Kommentar:

Die Kanzlerin ist zurecht die Person des Jahres

Die Flüchtlingsströme. Die Eurokrise. Die Pleite Griechenlands. Das Gezerre um die Ukraine. Wieder und wieder steuerte Angela Merkel ihr Land und Verbündete durch unsicheres Fahrwasser. Für ihre Politik des "Wir schaffen das" kürt das US-Magazin "Time" sie nun mit der höchsten Auszeichnung. Eine gute Entscheidung, meint Nachrichtenchef Marcel Auermann.

Bundeskanzlerin Angela Merkel ist vom New Yorker "Time"-Magazin als Person des Jahres 2015 ausgezeichnet worden.
Michael Kappeler Bundeskanzlerin Angela Merkel ist vom New Yorker "Time"-Magazin als Person des Jahres 2015 ausgezeichnet worden.
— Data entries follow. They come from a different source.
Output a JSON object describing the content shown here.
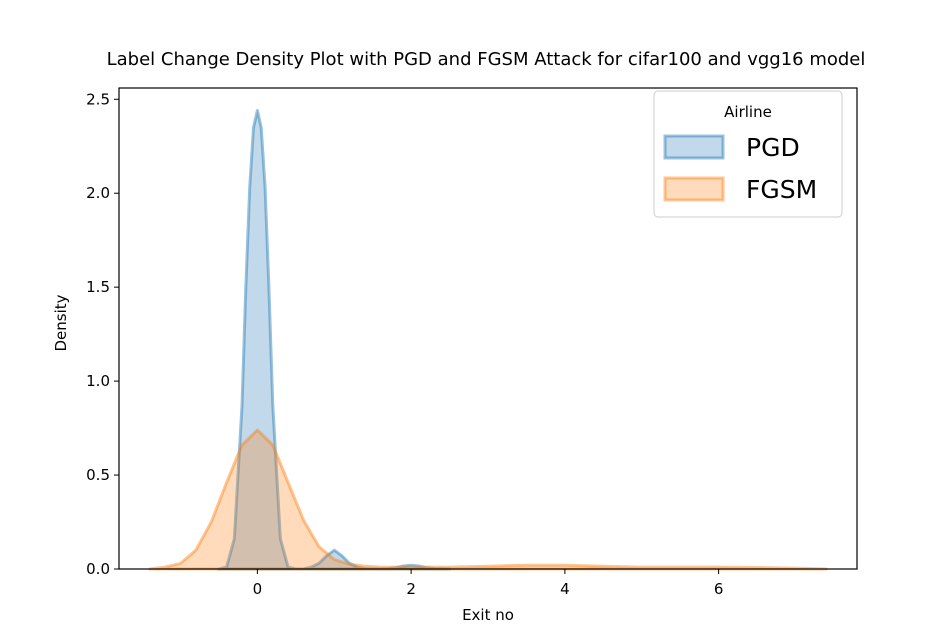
{
  "chart_data": {
    "type": "area",
    "title": "Label Change Density Plot with PGD and FGSM Attack for cifar100 and  vgg16 model",
    "xlabel": "Exit no",
    "ylabel": "Density",
    "xlim": [
      -1.8,
      7.8
    ],
    "ylim": [
      0,
      2.56
    ],
    "xticks": [
      "0",
      "2",
      "4",
      "6"
    ],
    "xtick_values": [
      0,
      2,
      4,
      6
    ],
    "yticks": [
      "0.0",
      "0.5",
      "1.0",
      "1.5",
      "2.0",
      "2.5"
    ],
    "ytick_values": [
      0,
      0.5,
      1.0,
      1.5,
      2.0,
      2.5
    ],
    "grid": false,
    "legend": {
      "title": "Airline",
      "position": "top-right"
    },
    "series": [
      {
        "name": "PGD",
        "color": "#1f77b4",
        "x": [
          -0.5,
          -0.4,
          -0.3,
          -0.2,
          -0.15,
          -0.1,
          -0.05,
          0,
          0.05,
          0.1,
          0.15,
          0.2,
          0.3,
          0.4,
          0.5,
          0.6,
          0.7,
          0.8,
          0.9,
          1.0,
          1.1,
          1.2,
          1.3,
          1.4,
          1.5,
          1.6,
          1.7,
          1.8,
          1.9,
          2.0,
          2.1,
          2.2,
          2.3,
          2.5
        ],
        "y": [
          0.0,
          0.01,
          0.16,
          0.87,
          1.5,
          2.03,
          2.35,
          2.44,
          2.35,
          2.03,
          1.5,
          0.87,
          0.16,
          0.01,
          0.0,
          0.0,
          0.01,
          0.03,
          0.07,
          0.1,
          0.07,
          0.03,
          0.01,
          0.0,
          0.0,
          0.0,
          0.002,
          0.007,
          0.016,
          0.02,
          0.016,
          0.007,
          0.002,
          0.0
        ]
      },
      {
        "name": "FGSM",
        "color": "#ff7f0e",
        "x": [
          -1.4,
          -1.2,
          -1.0,
          -0.8,
          -0.6,
          -0.4,
          -0.2,
          0,
          0.2,
          0.4,
          0.6,
          0.8,
          1.0,
          1.2,
          1.4,
          1.6,
          1.8,
          2.0,
          2.5,
          3.0,
          3.5,
          4.0,
          4.5,
          5.0,
          5.5,
          6.0,
          6.5,
          7.0,
          7.4
        ],
        "y": [
          0.0,
          0.01,
          0.03,
          0.1,
          0.25,
          0.46,
          0.66,
          0.74,
          0.66,
          0.46,
          0.26,
          0.12,
          0.05,
          0.025,
          0.015,
          0.01,
          0.01,
          0.01,
          0.01,
          0.015,
          0.02,
          0.02,
          0.015,
          0.01,
          0.01,
          0.01,
          0.008,
          0.005,
          0.0
        ]
      }
    ]
  }
}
Jahrelang bezeichneten sie die Deutschen als die Eiskönigin, als die Unnahbare, als die Aussitzerin, als die Emotionslose. Kurz: die Dahinmerkelin. Schluss damit! Diese Frau ist ganz anders. Und in diesem Jahr kam sie endlich dazu, es auch zu zeigen. Sei es bei der Ukraine-, der Griechenland- oder der Finanzkrise. Ganz besonders jedoch bei der Flüchtlingskrise. Die Not der Asylbewerber berührte ihr Herz und sie war sich nicht zu fein, das öffentlich zu zeigen. Warum? Weil die Pfarrerstochter aus der DDR Menschen- und Freiheitsrechten größte Priorität beimisst. Sie erlebte es anders. Sie weiß, was es heißt, alles aufzugeben, Heimat, Familie, Freunde zurückzulassen und irgendwo bei null neu zu beginnen.

Ja, seit diesem Jahr erleben wir eine empathische, für ihre Verhältnisse emotionale Kanzlerin, eine, wie wir sie uns lange gewünscht haben. Nun ist es vielen aber auch nicht recht. Sicher muss man Angela Merkels Politik nicht lieben, sie eins zu eins gutheißen. Man muss der 61-Jährigen aber stets zugutehalten, dass sie nicht den Weg des geringsten Widerstandes geht, sondern den, der aus ihrer Sicht für ihr Land der beste ist.

Selbst wenn der Titel „Person des Jahres“ nichts ist, dem die Mächtigen dieser Welt hinterherjagen, so sagt er viel über den Biss, die Werte und die Menschlichkeit der Kanzlerin aus. Hochachtung!